Régions 20 septembre 2018

« Un sentiment de honte épouvantable »

Âgé de 86 ans, Hauris Lalancette fait partie des colons qui ont défriché l’Abitibi. Il se souvient précisément du début de tout ce labeur dans les années 1950.

« Le gouvernement nous donnait 5 livres de clous, quelques vitres et c’est tout ce qu’on avait pour ouvrir un lot. Il n’y avait même pas de route pour s’y rendre. On n’avait rien. On mangeait du lièvre en masse et on travaillait comme des fous! Il a fallu arracher les souches une à une, arranger la terre, l’égoutter. J’ai des voisins qui y ont perdu la santé. Quand je pense à tous ces sacrifices et que je vois leur lot repousser en friche, je me dis : “Ça a donné quoi?” » raconte celui qui vit toujours avec sa femme sur les 280 acres qu’ils ont défrichés. 

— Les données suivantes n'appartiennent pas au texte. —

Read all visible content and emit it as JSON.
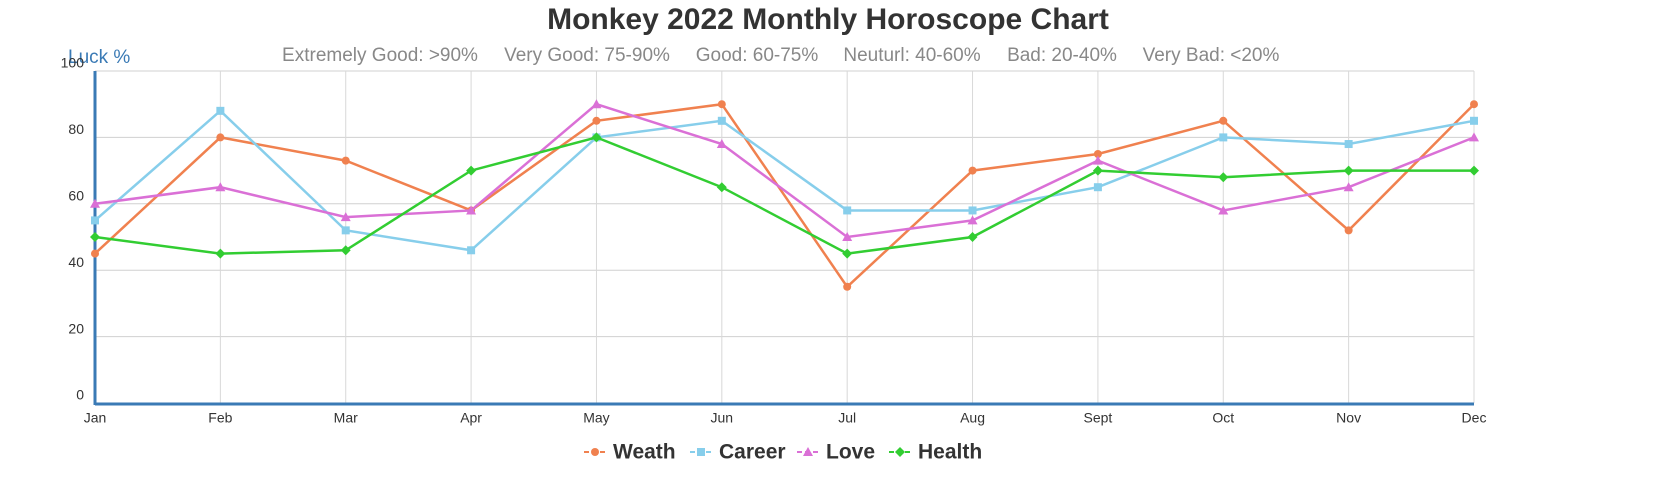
{
  "chart_data": {
    "type": "line",
    "title": "Monkey 2022 Monthly Horoscope Chart",
    "y_label": "Luck %",
    "annotations": [
      "Extremely Good: >90%",
      "Very Good: 75-90%",
      "Good: 60-75%",
      "Neuturl: 40-60%",
      "Bad: 20-40%",
      "Very Bad: <20%"
    ],
    "categories": [
      "Jan",
      "Feb",
      "Mar",
      "Apr",
      "May",
      "Jun",
      "Jul",
      "Aug",
      "Sept",
      "Oct",
      "Nov",
      "Dec"
    ],
    "series": [
      {
        "name": "Weath",
        "color": "#f0814f",
        "marker": "circle",
        "values": [
          45,
          80,
          73,
          58,
          85,
          90,
          35,
          70,
          75,
          85,
          52,
          90
        ]
      },
      {
        "name": "Career",
        "color": "#87ceeb",
        "marker": "square",
        "values": [
          55,
          88,
          52,
          46,
          80,
          85,
          58,
          58,
          65,
          80,
          78,
          85
        ]
      },
      {
        "name": "Love",
        "color": "#da70d6",
        "marker": "triangle",
        "values": [
          60,
          65,
          56,
          58,
          90,
          78,
          50,
          55,
          73,
          58,
          65,
          80
        ]
      },
      {
        "name": "Health",
        "color": "#32cd32",
        "marker": "diamond",
        "values": [
          50,
          45,
          46,
          70,
          80,
          65,
          45,
          50,
          70,
          68,
          70,
          70
        ]
      }
    ],
    "ylim": [
      0,
      100
    ],
    "yticks": [
      0,
      20,
      40,
      60,
      80,
      100
    ],
    "grid": true,
    "legend": "bottom"
  }
}
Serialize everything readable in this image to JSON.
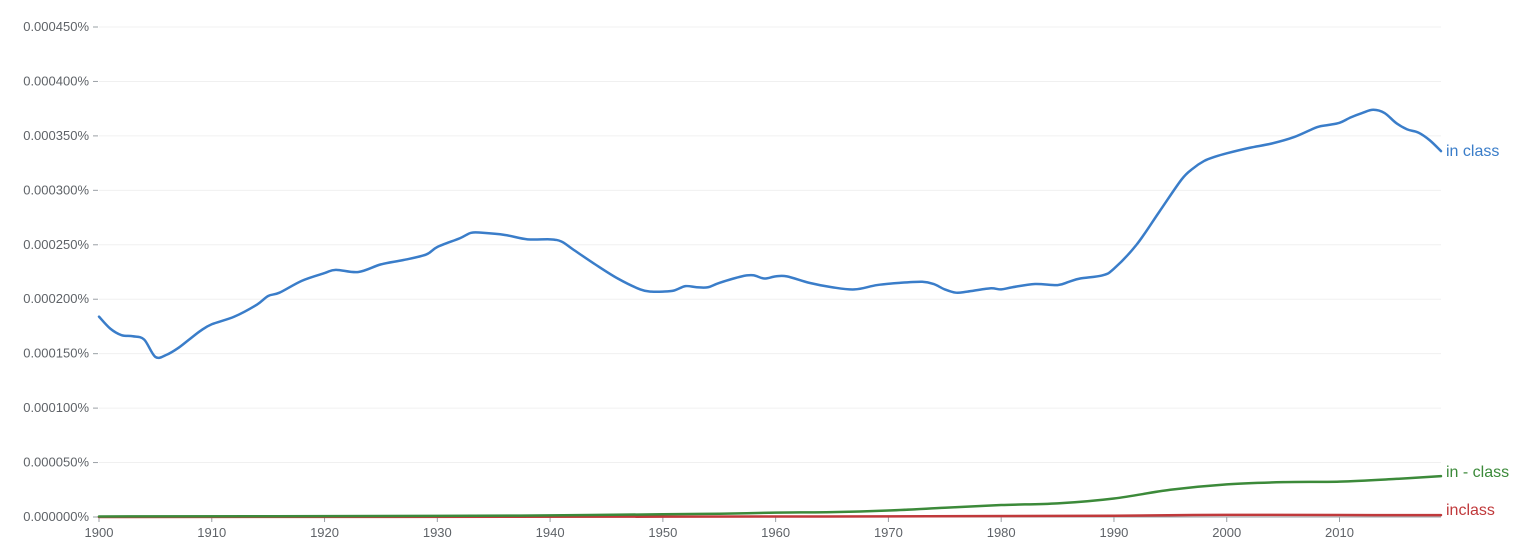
{
  "chart_data": {
    "type": "line",
    "x_range": [
      1900,
      2019
    ],
    "ylim": [
      0,
      0.00045
    ],
    "grid": true,
    "y_ticks": [
      0,
      5e-05,
      0.0001,
      0.00015,
      0.0002,
      0.00025,
      0.0003,
      0.00035,
      0.0004,
      0.00045
    ],
    "y_tick_labels": [
      "0.000000%",
      "0.000050%",
      "0.000100%",
      "0.000150%",
      "0.000200%",
      "0.000250%",
      "0.000300%",
      "0.000350%",
      "0.000400%",
      "0.000450%"
    ],
    "x_ticks": [
      1900,
      1910,
      1920,
      1930,
      1940,
      1950,
      1960,
      1970,
      1980,
      1990,
      2000,
      2010
    ],
    "x_tick_labels": [
      "1900",
      "1910",
      "1920",
      "1930",
      "1940",
      "1950",
      "1960",
      "1970",
      "1980",
      "1990",
      "2000",
      "2010"
    ],
    "series": [
      {
        "name": "in class",
        "color": "#3a7dc9",
        "x": [
          1900,
          1901,
          1902,
          1903,
          1904,
          1905,
          1906,
          1907,
          1908,
          1909,
          1910,
          1912,
          1914,
          1915,
          1916,
          1918,
          1920,
          1921,
          1923,
          1925,
          1927,
          1929,
          1930,
          1932,
          1933,
          1934,
          1936,
          1938,
          1940,
          1941,
          1942,
          1944,
          1946,
          1948,
          1949,
          1950,
          1951,
          1952,
          1953,
          1954,
          1955,
          1957,
          1958,
          1959,
          1960,
          1961,
          1963,
          1965,
          1967,
          1969,
          1971,
          1973,
          1974,
          1975,
          1976,
          1977,
          1979,
          1980,
          1981,
          1983,
          1985,
          1986,
          1987,
          1989,
          1990,
          1992,
          1994,
          1996,
          1997,
          1998,
          1999,
          2000,
          2002,
          2004,
          2006,
          2008,
          2009,
          2010,
          2011,
          2012,
          2013,
          2014,
          2015,
          2016,
          2017,
          2018,
          2019
        ],
        "values": [
          0.000184,
          0.000173,
          0.000167,
          0.000166,
          0.000163,
          0.000147,
          0.000149,
          0.000155,
          0.000163,
          0.000171,
          0.000177,
          0.000184,
          0.000195,
          0.000203,
          0.000206,
          0.000217,
          0.000224,
          0.000227,
          0.000225,
          0.000232,
          0.000236,
          0.000241,
          0.000248,
          0.000256,
          0.000261,
          0.000261,
          0.000259,
          0.000255,
          0.000255,
          0.000253,
          0.000246,
          0.000232,
          0.000219,
          0.000209,
          0.000207,
          0.000207,
          0.000208,
          0.000212,
          0.000211,
          0.000211,
          0.000215,
          0.000221,
          0.000222,
          0.000219,
          0.000221,
          0.000221,
          0.000215,
          0.000211,
          0.000209,
          0.000213,
          0.000215,
          0.000216,
          0.000214,
          0.000209,
          0.000206,
          0.000207,
          0.00021,
          0.000209,
          0.000211,
          0.000214,
          0.000213,
          0.000216,
          0.000219,
          0.000222,
          0.000228,
          0.00025,
          0.00028,
          0.00031,
          0.00032,
          0.000327,
          0.000331,
          0.000334,
          0.000339,
          0.000343,
          0.000349,
          0.000358,
          0.00036,
          0.000362,
          0.000367,
          0.000371,
          0.000374,
          0.000371,
          0.000362,
          0.000356,
          0.000353,
          0.000346,
          0.000336
        ]
      },
      {
        "name": "in - class",
        "color": "#3c8a3a",
        "x": [
          1900,
          1930,
          1940,
          1950,
          1955,
          1960,
          1965,
          1970,
          1975,
          1980,
          1985,
          1990,
          1995,
          2000,
          2005,
          2010,
          2015,
          2019
        ],
        "values": [
          5e-07,
          1e-06,
          1.5e-06,
          2.5e-06,
          3e-06,
          4e-06,
          4.5e-06,
          6e-06,
          8.5e-06,
          1.1e-05,
          1.25e-05,
          1.7e-05,
          2.5e-05,
          3e-05,
          3.2e-05,
          3.25e-05,
          3.5e-05,
          3.75e-05
        ]
      },
      {
        "name": "inclass",
        "color": "#c0393b",
        "x": [
          1900,
          1950,
          1970,
          1990,
          2000,
          2010,
          2019
        ],
        "values": [
          0.0,
          3e-07,
          6e-07,
          1.2e-06,
          2e-06,
          1.8e-06,
          1.7e-06
        ]
      }
    ]
  }
}
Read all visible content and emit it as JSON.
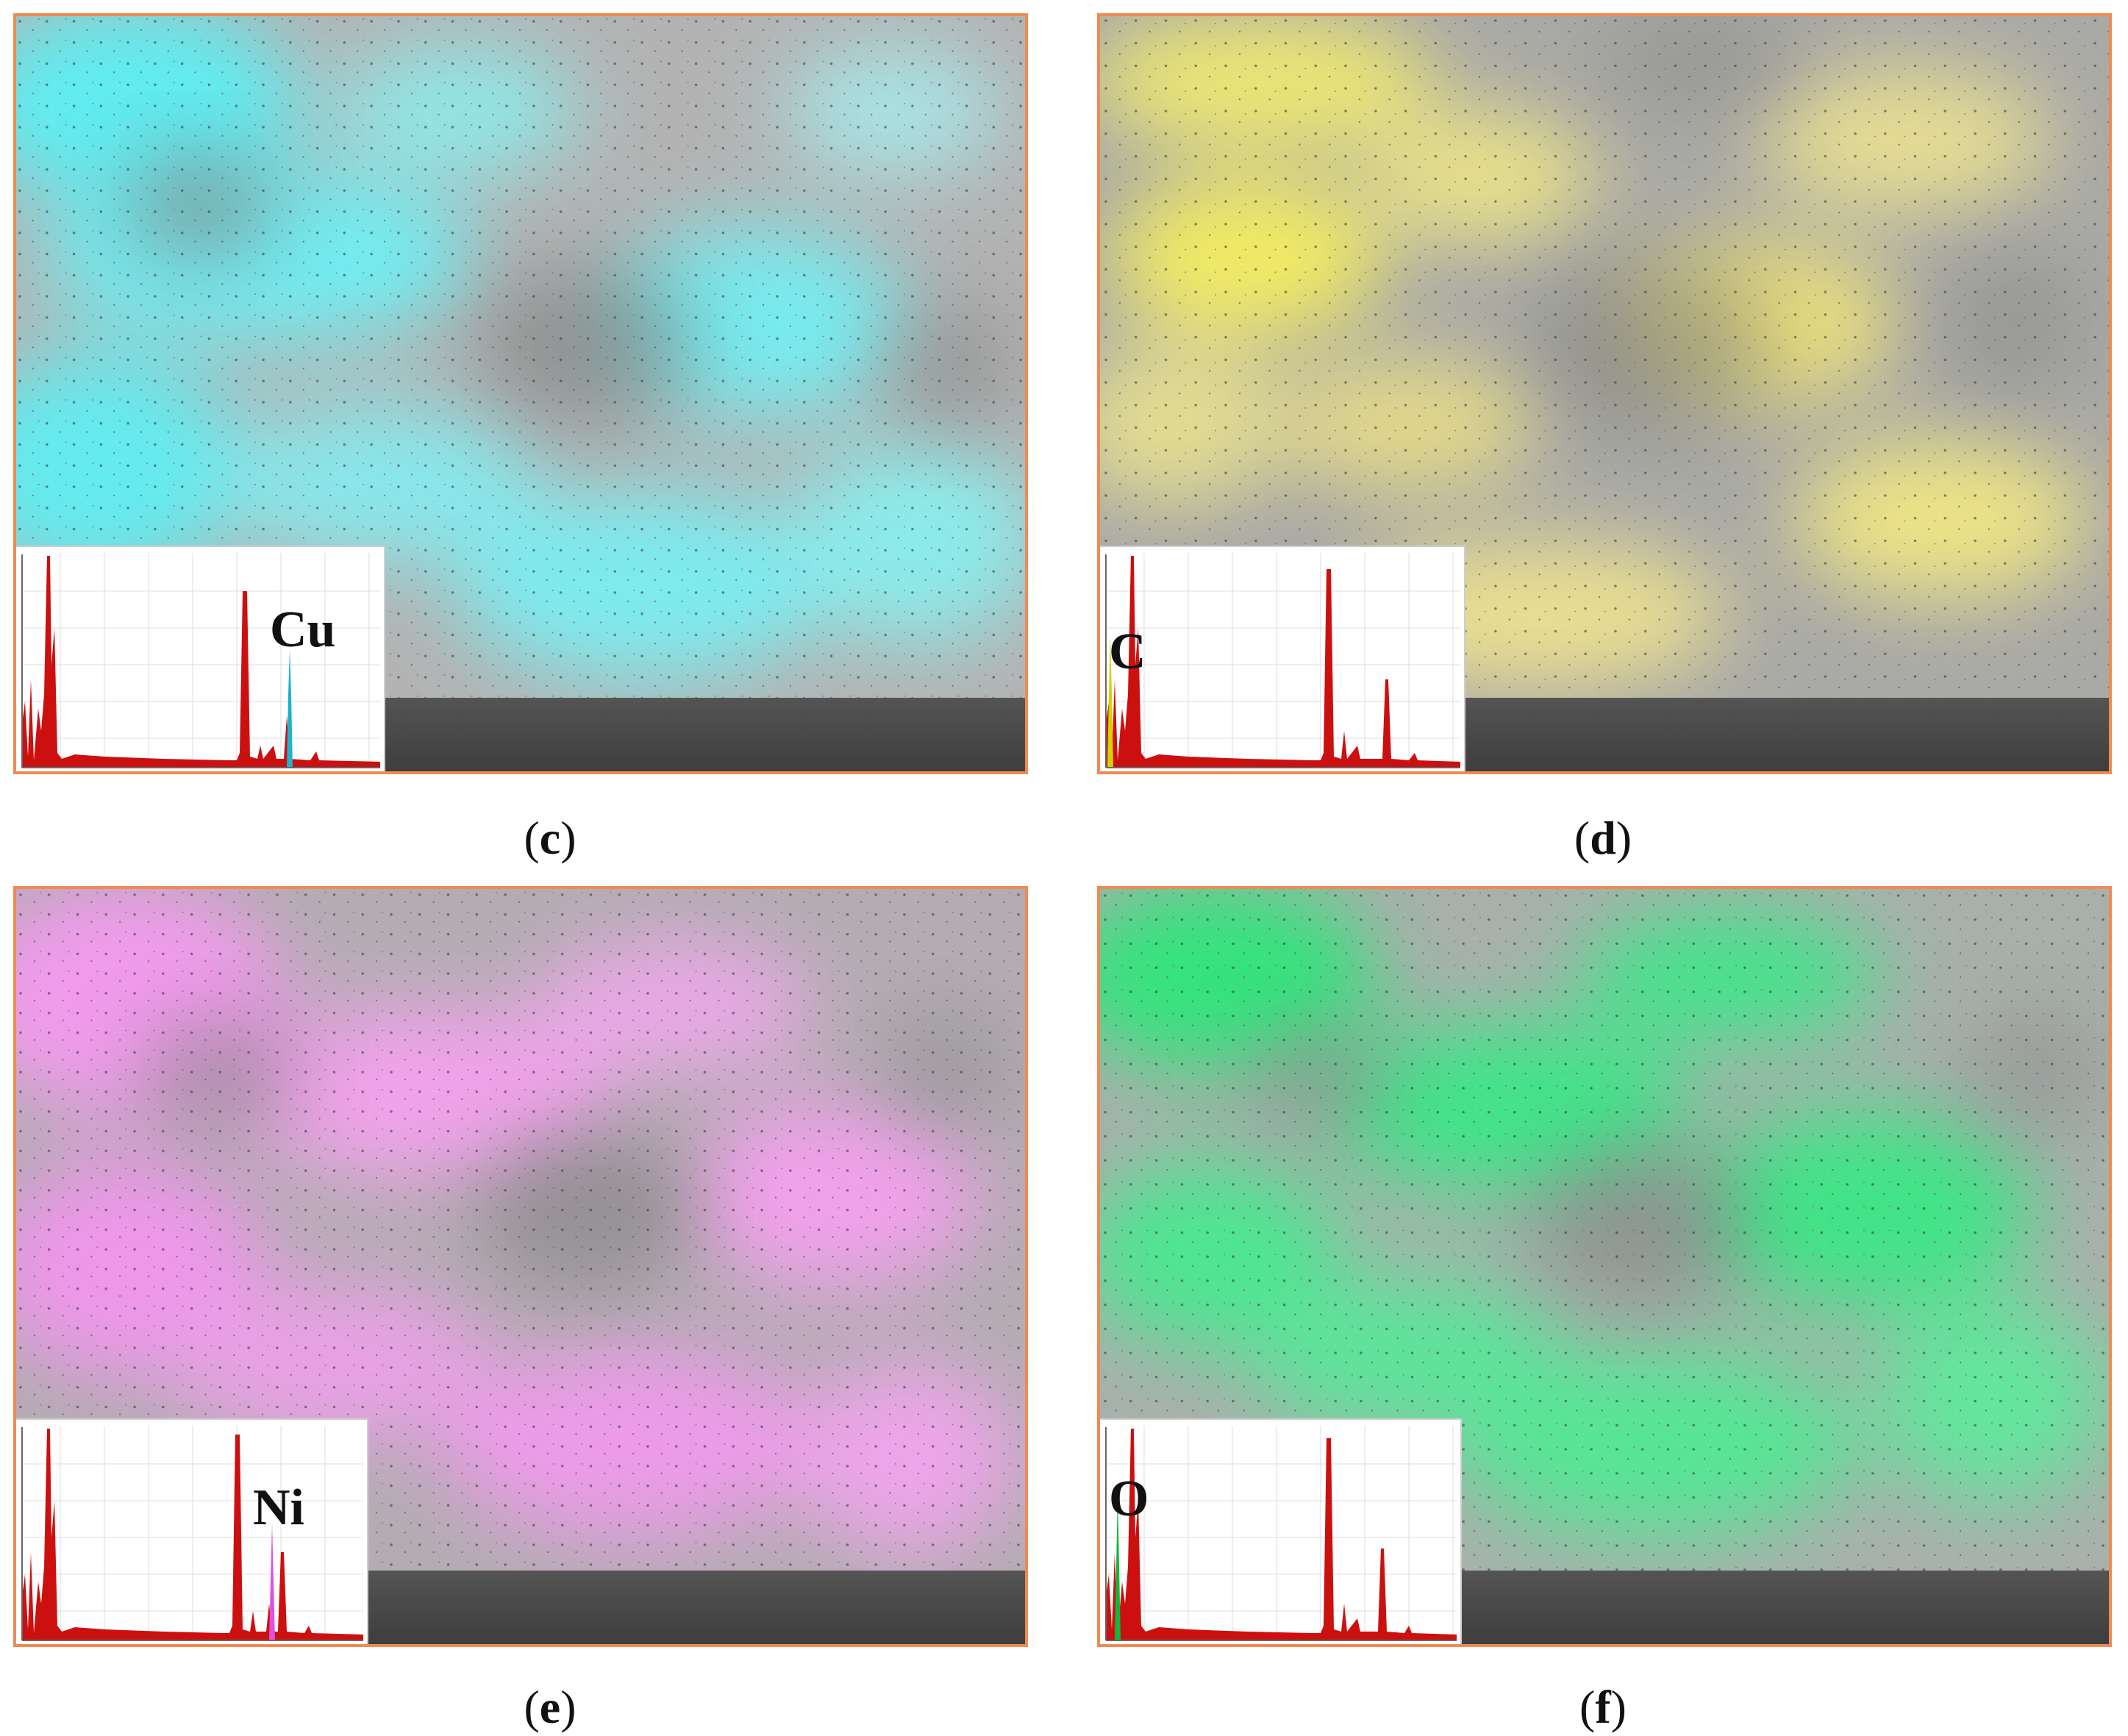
{
  "panels": [
    {
      "id": "c",
      "element": "Cu",
      "tint": "#52eef2",
      "spectrum_marker_color": "#1cb4cc",
      "caption_open": "(",
      "caption_letter": "c",
      "caption_close": ")"
    },
    {
      "id": "d",
      "element": "C",
      "tint": "#f6ef6e",
      "spectrum_marker_color": "#d8d000",
      "caption_open": "(",
      "caption_letter": "d",
      "caption_close": ")"
    },
    {
      "id": "e",
      "element": "Ni",
      "tint": "#f493ee",
      "spectrum_marker_color": "#e050e0",
      "caption_open": "(",
      "caption_letter": "e",
      "caption_close": ")"
    },
    {
      "id": "f",
      "element": "O",
      "tint": "#2ded7d",
      "spectrum_marker_color": "#10b840",
      "caption_open": "(",
      "caption_letter": "f",
      "caption_close": ")"
    }
  ],
  "colors": {
    "frame": "#f08a55",
    "spectrum": "#cc1010",
    "grid": "#d9d9d9"
  }
}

Son fils a pris la relève et cultive les terres de ses parents, mais M. Lalancette indique que plusieurs propriétaires de lots de la région n’ont pas cette chance. Certaines personnes qui ont défriché ces terres sont revenues lui rendre visite. « Ils n’ont pas osé regarder leurs terres devenues des friches ou qui ont été replantées d’épinettes. Tu vois ça et tu as un sentiment de honte épouvantable », confie-t-il. 

La promesse d’un royaume 

L’histoire d’Hauris Lalancette fascine. Son combat contre les terres « dévitalisées » perdure depuis plus de cinquante ans. Le documentaire Un royaume vous attend, paru en 1975, met d’ailleurs en vedette M. Lalancette, qui dénonce avec véhémence le reboisement de terres que « des hommes avaient mis 30 ans à défricher ».

Le principal intéressé explique que la situation n’a pas changé en 2018, près de 45 ans plus tard, comme en font foi bon nombre de parcelles abandonnées ou reboisées. « C’est très regrettable de ne pas être capable de mettre en valeur notre beau territoire. Des politiciens ont pris de mauvaises décisions qui servaient davantage leurs intérêts que ceux du peuple. Et je vois des jeunes qui aiment mieux se promener en quatre roues que de travailler et de remettre ces terres-là en culture. Moi, je ne peux plus rien faire », plaide l’éternel militant.